I'm probably being pedantic, but the lowest level beholder in the MM is 13th level, which could probably eat 4th level players for breakfast...

But yes; this is dashing expectations all over again. Amusing to think of the minotaurs, the errant beholder, and the Mages of Saruun all hanging out with Elvis, Shergar and Lord Lucan in some secret chamber... :-)

Anders Hällzon said...

Hehehe. I get the idea that "missing monsters" is going to be a theme.

Greg Tannahill said...

There is, I understand, a heroic tier beholder in the MM2.

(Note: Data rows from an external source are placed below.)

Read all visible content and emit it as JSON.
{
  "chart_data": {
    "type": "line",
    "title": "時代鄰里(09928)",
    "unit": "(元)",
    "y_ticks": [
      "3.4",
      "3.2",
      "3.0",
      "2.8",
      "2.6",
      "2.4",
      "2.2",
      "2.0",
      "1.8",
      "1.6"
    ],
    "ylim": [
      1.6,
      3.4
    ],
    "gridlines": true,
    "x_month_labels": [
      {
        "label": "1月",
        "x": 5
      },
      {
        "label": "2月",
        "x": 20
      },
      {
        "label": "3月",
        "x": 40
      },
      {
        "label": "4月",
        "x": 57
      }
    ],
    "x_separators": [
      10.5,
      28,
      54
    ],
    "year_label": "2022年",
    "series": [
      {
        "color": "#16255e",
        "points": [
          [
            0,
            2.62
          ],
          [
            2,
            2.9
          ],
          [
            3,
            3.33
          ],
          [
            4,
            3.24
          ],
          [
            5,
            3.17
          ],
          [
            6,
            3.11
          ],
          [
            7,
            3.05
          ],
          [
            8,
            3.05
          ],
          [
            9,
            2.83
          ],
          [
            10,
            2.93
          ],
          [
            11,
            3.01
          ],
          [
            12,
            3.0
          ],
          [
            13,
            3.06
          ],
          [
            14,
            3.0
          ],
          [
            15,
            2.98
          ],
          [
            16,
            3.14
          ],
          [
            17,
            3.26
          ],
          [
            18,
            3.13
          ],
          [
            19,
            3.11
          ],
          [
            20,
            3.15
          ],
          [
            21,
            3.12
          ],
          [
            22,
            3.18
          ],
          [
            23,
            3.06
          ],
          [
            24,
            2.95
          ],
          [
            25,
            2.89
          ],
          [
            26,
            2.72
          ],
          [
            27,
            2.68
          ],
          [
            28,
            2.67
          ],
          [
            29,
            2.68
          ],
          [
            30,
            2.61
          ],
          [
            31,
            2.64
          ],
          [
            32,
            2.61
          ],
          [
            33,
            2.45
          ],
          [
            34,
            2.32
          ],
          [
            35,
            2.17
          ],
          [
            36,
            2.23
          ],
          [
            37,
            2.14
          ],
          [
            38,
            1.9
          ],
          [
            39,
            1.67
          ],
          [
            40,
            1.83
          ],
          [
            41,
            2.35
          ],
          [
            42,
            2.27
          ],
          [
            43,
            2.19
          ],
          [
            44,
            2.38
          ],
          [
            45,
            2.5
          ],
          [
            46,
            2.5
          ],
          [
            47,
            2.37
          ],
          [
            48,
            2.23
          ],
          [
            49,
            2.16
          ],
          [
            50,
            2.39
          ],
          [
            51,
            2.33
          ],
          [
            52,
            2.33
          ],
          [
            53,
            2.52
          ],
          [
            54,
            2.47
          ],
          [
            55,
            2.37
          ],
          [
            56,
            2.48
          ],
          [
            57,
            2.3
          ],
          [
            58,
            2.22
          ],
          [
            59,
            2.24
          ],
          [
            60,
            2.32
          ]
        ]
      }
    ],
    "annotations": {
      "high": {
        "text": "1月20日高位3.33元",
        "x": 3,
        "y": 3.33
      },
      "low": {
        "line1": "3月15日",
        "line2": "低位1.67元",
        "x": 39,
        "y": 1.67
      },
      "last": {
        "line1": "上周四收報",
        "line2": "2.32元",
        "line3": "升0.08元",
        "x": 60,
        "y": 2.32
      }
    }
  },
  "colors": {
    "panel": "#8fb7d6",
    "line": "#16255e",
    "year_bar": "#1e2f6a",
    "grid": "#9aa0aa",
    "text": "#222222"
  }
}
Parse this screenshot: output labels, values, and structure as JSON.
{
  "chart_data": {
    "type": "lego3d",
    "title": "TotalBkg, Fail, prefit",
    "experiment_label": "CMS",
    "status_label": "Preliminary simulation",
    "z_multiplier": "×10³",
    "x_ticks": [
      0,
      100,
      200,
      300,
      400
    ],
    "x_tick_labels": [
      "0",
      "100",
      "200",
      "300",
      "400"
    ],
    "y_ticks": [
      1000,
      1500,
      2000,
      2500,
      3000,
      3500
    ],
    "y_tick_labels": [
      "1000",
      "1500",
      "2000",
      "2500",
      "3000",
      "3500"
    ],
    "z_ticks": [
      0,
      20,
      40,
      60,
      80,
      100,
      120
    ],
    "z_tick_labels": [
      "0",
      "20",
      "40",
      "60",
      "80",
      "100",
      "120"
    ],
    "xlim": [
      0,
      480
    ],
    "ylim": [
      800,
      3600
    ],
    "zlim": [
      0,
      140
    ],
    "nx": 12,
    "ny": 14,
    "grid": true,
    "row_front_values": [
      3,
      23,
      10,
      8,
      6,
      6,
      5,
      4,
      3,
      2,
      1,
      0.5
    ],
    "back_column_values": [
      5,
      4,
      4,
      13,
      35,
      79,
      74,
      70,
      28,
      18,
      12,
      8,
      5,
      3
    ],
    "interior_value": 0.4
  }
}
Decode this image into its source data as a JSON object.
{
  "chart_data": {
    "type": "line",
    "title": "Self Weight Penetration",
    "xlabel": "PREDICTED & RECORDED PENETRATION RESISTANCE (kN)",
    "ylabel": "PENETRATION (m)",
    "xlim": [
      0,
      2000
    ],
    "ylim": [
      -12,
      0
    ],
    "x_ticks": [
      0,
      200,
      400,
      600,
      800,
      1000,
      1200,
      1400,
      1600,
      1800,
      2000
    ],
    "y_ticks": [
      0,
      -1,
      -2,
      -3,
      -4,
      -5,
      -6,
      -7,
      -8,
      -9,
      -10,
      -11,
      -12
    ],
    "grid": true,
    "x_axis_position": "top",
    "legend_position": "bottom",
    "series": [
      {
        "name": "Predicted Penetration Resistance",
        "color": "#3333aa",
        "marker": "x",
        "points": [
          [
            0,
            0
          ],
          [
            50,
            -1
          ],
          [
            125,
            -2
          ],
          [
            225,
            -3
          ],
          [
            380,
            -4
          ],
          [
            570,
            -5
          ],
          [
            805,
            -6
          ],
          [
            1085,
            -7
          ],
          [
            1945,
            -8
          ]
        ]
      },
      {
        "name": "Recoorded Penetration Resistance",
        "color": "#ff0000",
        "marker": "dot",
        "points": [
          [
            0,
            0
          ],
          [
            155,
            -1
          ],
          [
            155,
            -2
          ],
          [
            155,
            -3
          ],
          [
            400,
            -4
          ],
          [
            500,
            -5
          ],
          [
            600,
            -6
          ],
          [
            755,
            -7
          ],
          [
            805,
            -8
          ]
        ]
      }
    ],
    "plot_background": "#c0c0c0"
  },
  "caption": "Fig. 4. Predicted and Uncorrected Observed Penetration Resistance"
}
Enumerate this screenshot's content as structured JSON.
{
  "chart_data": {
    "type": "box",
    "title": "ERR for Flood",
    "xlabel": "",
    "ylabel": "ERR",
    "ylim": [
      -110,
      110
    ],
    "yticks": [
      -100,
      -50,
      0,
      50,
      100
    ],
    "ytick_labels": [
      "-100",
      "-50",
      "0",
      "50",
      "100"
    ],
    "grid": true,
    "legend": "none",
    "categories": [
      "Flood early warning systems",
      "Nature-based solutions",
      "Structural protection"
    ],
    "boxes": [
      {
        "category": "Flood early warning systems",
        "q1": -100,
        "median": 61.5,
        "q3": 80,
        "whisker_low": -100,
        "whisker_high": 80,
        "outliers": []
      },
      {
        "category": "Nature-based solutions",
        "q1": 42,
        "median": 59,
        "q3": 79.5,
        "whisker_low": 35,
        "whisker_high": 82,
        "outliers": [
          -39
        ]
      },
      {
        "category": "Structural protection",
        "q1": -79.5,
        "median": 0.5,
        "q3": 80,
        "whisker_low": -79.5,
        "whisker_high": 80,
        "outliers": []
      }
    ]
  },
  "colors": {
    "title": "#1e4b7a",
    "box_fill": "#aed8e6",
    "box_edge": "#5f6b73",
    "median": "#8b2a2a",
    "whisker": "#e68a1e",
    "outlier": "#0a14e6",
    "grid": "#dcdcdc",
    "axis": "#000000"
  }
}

Plus you can pit a level 13 against level 4s provided that they have an indirect way of winning the combat that doesn't require them hitting defences or surviving much damage. (Think the final level of the Eye of the Beholder computer game.)

Maelora said...

Haven't got MM2 so you may be right.

And yes, I recall that fight in EOB with fondness... That could work in 4E with all the movement, pushes and the like!

Xtian said...

Not to mention that it isn't hard for the devs to build a low-level beholderkin specifically suited for this dungeon. Heck, you can take the Elf Archer, bump it up a few levels, give it a template to make it an elite, and it would serve a beholder's stats pretty well. Thumbs down on unmet expectations.